Recently, President Biden launched the second phase of his attack on domestic oil and gas production by blocking leases in Alaska’s National Petroleum Reserve. That follows last year’s reimposed ban on exploration in the Alaska National Wildlife Refuge. Both actions are ill-advised.
In the Wall Street Journal, Alaska Sen. Dan Sullivan quipped, “The Biden Administration has imposed more sanctions on Alaska than it has on Iran.”
The Interior Department just blocked new oil and gas leasing on 13.3 million acres in Alaska’s National Petroleum Reserve. Congress expressly set aside the region in 1923 for oil and gas development, but Biden ignores this saying drilling would disturb the Arctic’s ‘natural wonders,’ Sullivan added.
Energy development and environmental protection are not mutually exclusive. In fact, they are compatible and concurrent.
On Alaska’s North Slope, exploration and construction take place during the winter, over roads built on sheets of ice. When the ice melts, the roads disappear.
ANWR is not a place with towering snow-capped peaks and lush green forests. It is 19 million acres of frozen desert larger than the states of Massachusetts, New Jersey, Hawaii, Connecticut, and Delaware combined.
Although the 1.5 million acres in ARWR called the coastal plain were set aside for future leasing in 1980, drilling would occur on less than 2,000 acres.
The U.S. Geological Survey estimates this sliver of land contains at least 10.4 billion barrels of recoverable oil and 8.6 trillion cubic feet of natural gas, and those estimates are probably conservative. By comparison, Alaska’s second-biggest oil field, Kuparuk, holds about 2.5 billion barrels.
In fairness to Biden, in 2023 he greenlighted leases in the Willow area, a 500-acre site inside Alaska’s National Petroleum Reserve. When in production it is estimated to produce 180,000 barrels of oil daily—an amount equivalent to 27% of Washington state’s refinery requirements.
“All of this punishment for Alaska comes as the administration eases sanctions on Venezuelan oil production and fails to enforce oil sanctions on Iran. Meantime, the Russians and Chinese are increasing investment in Arctic oil, gas, and mineral development,” Sullivan noted in the Wall Street Journal.

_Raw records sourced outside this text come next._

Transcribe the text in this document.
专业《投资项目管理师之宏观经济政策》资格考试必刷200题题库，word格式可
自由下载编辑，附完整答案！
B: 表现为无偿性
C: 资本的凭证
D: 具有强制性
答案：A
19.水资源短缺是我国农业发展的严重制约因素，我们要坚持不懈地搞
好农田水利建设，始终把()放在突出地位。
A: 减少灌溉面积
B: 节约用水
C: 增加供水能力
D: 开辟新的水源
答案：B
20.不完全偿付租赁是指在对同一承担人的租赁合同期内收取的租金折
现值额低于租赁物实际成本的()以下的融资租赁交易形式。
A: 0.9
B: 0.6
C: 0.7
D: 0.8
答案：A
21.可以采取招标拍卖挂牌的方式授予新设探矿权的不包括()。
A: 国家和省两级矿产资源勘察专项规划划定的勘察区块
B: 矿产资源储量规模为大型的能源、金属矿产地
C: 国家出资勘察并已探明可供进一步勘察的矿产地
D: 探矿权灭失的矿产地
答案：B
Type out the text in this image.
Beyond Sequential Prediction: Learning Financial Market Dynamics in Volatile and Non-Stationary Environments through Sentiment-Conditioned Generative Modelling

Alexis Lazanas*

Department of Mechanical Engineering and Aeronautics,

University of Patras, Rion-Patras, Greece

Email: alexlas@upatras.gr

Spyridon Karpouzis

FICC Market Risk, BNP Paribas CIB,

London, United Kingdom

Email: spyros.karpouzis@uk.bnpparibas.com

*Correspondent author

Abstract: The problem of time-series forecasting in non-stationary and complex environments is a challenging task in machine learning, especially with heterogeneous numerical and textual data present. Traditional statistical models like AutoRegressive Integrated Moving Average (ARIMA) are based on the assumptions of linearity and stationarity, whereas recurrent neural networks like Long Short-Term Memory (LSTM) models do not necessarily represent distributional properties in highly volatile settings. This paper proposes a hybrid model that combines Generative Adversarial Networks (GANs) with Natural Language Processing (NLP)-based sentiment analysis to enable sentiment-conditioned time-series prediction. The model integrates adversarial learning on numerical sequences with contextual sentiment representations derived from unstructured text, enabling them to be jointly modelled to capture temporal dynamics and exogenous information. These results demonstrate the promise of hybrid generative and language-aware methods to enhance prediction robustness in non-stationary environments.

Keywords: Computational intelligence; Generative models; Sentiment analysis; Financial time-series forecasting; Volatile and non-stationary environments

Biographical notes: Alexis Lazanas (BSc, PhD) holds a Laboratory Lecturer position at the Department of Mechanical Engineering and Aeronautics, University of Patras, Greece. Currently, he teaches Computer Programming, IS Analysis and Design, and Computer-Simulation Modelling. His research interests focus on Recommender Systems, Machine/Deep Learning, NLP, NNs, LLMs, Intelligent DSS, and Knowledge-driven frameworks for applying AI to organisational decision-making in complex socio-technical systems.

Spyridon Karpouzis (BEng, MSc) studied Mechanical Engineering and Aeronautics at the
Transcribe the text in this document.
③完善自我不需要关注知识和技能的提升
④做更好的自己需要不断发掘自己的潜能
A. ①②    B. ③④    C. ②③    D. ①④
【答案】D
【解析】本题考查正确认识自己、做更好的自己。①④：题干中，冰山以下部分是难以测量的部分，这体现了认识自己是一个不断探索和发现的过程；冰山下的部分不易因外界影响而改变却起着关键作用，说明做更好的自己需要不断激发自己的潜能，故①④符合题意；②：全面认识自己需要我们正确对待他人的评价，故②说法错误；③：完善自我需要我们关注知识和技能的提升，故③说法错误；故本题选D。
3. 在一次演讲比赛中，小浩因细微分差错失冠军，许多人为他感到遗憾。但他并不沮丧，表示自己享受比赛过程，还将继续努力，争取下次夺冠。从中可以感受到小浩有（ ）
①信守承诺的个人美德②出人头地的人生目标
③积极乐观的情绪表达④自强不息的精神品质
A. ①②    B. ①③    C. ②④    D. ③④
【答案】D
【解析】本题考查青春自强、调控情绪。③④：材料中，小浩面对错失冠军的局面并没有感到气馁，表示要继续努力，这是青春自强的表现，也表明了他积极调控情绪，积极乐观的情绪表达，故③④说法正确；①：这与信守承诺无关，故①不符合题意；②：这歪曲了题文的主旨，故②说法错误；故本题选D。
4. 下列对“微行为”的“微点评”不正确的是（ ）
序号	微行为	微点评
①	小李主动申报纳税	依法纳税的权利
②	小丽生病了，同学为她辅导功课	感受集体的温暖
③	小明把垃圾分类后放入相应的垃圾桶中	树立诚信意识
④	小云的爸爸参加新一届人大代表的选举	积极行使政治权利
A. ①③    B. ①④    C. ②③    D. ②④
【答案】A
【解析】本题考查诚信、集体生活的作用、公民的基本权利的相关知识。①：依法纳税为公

Allowing new oil and gas leases would help our country long term, particularly Washington refineries, workers, and state and local economies. Current crude supplies from Alaska’s North Slope are declining, and refiners have looked elsewhere for replacement stocks, such as oil by rail from North Dakota and tanker shipments from foreign countries, many of which are hostile to America.
Washington's five refineries provide 4% of our nation’s processing capacity. With our state accounting for 2% of national petroleum consumption, in-state refineries produce quantities more than sufficient for Washington's needs. Those refineries processed crude oil into 13 million gallons of gasoline, diesel, jet fuel and finished products each day.
Alaska crude comes to our refineries in double-hulled ocean-going tankers. Since the Exxon Valdez incident in Alaska in 1989, state-of-the art redundant marine safeguards are aboard ships. Tanker crews have extensive safety and response training.
The crude, which is 12,000 feet below ground, would be extracted by a widely used technique known as horizontal drilling. Production wells would be spaced a dozen feet apart yet would reach out for miles in different directions underground. The oil would then be piped to Prudhoe Bay and sent 800-miles south via the existing Trans Alaska Pipeline.
With a multiplier of 12%, the total impact of our refineries was 25,000 jobs and $2 billion in personal income, according to The Washington Research Council.
That is good for our state and country.